Number four, which means we’ve done it once, indirectly proves that this is a hash structure. SynData data is derived from object. So if we lock self, and then we lock self, and then we create a synData and store it in the hash table, and then the keyword is self, what do we do, then we have a hash collision structure, in our hash tableSyncListIt’s not a data structure, it’s stored in a linked list, because pairs don’t conflict, linked lists don’t make it easy to query,But SyncData does not need us to query, we only need to lock, unlock, only need to add and delete, no need to query, which forms the zipper method.
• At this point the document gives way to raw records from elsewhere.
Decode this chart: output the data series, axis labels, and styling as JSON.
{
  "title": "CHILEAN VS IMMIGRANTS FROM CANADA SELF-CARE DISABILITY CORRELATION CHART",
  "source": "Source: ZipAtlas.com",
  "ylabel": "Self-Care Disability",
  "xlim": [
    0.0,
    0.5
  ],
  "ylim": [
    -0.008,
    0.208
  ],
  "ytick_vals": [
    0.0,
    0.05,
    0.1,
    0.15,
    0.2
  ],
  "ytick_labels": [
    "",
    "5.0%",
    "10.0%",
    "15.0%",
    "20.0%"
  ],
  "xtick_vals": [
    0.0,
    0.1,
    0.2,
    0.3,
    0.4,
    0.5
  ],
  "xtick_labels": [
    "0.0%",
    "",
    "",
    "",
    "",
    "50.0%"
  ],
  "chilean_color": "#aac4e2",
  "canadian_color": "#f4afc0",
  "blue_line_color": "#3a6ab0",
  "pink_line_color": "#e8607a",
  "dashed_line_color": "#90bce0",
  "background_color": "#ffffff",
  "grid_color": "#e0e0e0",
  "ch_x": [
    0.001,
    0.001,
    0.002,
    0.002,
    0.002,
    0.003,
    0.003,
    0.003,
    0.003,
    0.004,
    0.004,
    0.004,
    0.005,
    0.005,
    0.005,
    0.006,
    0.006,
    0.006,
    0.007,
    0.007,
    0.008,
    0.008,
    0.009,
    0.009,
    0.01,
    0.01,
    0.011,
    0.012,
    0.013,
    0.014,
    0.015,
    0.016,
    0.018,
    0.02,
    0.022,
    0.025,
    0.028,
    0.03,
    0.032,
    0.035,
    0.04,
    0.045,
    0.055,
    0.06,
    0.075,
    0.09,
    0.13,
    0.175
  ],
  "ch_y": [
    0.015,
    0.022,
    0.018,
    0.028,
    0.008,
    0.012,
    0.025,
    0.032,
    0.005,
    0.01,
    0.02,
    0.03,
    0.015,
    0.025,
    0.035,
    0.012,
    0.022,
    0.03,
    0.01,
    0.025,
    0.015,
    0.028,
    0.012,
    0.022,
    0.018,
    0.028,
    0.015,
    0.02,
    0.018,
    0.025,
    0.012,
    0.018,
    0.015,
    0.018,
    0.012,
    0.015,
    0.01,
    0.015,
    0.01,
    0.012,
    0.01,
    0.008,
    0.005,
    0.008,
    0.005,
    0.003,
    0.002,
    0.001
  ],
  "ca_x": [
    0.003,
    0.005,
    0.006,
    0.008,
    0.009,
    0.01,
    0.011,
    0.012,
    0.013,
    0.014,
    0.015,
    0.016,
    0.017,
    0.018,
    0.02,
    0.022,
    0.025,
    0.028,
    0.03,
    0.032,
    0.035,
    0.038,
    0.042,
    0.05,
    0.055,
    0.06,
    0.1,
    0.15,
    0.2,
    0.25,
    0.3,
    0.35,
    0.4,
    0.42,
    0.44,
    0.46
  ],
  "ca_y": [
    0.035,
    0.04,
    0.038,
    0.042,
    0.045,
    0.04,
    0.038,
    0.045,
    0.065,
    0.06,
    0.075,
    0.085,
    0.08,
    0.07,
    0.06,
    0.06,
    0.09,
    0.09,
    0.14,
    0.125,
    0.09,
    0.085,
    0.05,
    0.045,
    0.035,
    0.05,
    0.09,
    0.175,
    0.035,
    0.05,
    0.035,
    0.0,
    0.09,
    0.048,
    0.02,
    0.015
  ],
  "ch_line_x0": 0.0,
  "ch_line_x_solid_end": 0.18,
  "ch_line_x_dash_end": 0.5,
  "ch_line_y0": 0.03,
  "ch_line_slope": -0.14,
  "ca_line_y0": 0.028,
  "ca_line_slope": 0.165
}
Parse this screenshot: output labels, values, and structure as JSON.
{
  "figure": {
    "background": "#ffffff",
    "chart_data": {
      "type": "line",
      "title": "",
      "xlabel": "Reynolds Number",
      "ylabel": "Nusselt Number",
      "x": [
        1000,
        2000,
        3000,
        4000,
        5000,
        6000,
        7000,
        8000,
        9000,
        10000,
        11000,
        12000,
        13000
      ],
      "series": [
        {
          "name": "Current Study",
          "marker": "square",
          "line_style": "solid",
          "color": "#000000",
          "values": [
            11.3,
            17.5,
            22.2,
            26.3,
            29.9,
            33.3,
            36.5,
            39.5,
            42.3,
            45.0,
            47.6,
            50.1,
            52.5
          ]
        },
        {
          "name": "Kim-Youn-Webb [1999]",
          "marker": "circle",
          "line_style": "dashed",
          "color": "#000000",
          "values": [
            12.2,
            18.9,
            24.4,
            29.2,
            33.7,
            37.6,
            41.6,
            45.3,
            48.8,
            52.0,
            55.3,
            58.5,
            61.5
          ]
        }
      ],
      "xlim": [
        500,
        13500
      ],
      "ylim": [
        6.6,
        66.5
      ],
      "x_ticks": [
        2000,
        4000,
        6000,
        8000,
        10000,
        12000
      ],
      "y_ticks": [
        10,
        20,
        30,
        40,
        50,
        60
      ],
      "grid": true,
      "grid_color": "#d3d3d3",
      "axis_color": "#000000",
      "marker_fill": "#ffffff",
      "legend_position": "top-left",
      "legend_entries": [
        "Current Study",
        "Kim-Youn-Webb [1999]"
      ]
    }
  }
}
2.4 Precautions of synchronized

  • Synchronized lock objects should not be null
  • Synchronized locked objects have a lifetime at least as long or longer than that of threaded code objects, so self is generally used
  • Synchronized lock objects use self to prevent multiple creation and facilitate storage and release.
  • Synchronized lock objects use self. If the current lock object is very long, the list will be very large, which will put some burden on the zipper, but it will not operate very frequently.
  • Synchronized locks, the difference between the simulator and the real machine is large because there is a limit of 64 sizes in the simulator
class StripedMap { #if TARGET_OS_IPHONE && ! TARGET_OS_SIMULATOR enum { StripeCount = 8 }; #else enum { StripeCount = 64 }; #endifCopy the code

Because the judgment here, if it’s real it’s eight or 64 and it takes a long time to find.